ご主人は気丈に、そして忙しく動いている。
通夜や葬儀の準備が忙しいのは、残された人間が悲しみに打ちひしがれる暇を与えないようにするためなのだとか。
自宅から奥様を乗せた車を見送った後、ほんの数秒間、空を見つめる姿がとても印象に残った。
気丈なご主人がみせた、様々な思いが詰まった姿だった。
僕は別れにめっぽう弱い。
幼い頃、夏休みで集まったいとこ達との別れ。楽しい旅行の終わり。友人の転勤。彼女との破局。
保育園に送ってくれた母親との別れの後、いつも一人ゆりかごで泣いていたらしい。
とにかく別れが絡む事情に弱すぎる。とても感傷的になってしまう。
それが永遠の別れなら尚更だ。
おばあちゃん子だった僕にとって、高校時代に経験した祖母との別れは今も心に深く刻まれている。

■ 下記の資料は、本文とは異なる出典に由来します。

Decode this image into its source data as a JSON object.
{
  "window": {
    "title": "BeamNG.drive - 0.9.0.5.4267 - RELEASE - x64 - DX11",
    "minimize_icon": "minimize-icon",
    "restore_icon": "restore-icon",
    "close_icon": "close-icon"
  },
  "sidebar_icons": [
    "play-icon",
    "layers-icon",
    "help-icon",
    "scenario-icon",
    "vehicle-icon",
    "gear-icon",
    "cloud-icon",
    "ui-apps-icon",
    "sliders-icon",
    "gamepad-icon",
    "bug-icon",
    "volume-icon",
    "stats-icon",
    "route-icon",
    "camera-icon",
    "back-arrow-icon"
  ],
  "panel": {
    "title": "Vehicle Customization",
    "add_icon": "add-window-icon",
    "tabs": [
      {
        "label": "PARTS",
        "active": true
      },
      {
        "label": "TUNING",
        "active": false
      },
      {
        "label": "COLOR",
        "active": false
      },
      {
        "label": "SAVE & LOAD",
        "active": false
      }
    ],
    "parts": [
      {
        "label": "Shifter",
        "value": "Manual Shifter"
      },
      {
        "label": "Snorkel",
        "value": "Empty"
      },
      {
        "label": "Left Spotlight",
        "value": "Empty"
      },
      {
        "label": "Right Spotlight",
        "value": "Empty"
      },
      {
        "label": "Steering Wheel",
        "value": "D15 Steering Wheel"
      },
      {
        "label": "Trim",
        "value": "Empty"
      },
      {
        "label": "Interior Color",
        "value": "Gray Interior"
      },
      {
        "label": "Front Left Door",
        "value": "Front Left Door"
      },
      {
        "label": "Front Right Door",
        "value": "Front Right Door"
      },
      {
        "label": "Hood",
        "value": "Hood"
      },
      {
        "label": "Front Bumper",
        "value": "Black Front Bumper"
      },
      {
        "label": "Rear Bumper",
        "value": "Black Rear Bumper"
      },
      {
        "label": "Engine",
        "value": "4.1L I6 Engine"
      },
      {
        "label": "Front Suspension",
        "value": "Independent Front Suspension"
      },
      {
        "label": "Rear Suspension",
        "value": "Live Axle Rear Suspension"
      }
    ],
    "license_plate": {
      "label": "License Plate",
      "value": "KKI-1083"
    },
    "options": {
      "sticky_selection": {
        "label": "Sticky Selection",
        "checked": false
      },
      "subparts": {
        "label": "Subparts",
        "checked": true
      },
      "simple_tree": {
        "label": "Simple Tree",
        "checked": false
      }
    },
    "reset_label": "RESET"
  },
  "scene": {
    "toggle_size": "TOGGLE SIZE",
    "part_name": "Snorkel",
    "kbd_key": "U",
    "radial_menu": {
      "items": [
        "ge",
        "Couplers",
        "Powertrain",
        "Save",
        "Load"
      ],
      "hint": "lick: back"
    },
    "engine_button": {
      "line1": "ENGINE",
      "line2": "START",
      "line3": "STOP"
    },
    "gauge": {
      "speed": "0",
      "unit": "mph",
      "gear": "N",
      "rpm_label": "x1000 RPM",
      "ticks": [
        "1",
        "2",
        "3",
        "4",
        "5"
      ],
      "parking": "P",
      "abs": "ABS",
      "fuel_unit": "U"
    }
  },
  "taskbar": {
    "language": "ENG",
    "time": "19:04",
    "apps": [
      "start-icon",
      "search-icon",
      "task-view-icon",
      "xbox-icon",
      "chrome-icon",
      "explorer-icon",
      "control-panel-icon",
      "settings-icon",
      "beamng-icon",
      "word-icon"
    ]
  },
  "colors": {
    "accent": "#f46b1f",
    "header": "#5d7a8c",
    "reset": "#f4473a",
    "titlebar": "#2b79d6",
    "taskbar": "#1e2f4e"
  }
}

母や父との別れや、妻との別れの後、自分はどうなってしまうのだろう。
想像するだけで頭がおかしくなりそう。
ご近所の奥様は、僕にとって赤の他人だ。関係ない。どんな人物だったかもよく知らないし、ただ近所に住んでいただけの人。
なのになんだろう、この感情は。
単に悲しいともちょっと違う。
ついこの前までそこにいた人が、今はもうどこにもいない。
凄く不思議な感じ。
知らない人のはずなのに、僕の記憶の中にいる人。
人が死ねばその人が持っていた考えや記憶も消える。
でもそれは生前関わった周りの人々によって残り続けることもある。
この場所にお店を開いてもうすぐ二年。
僕は近所の名前も知らない奥様がここに生きていた時代に立ち会えて良かったと思う。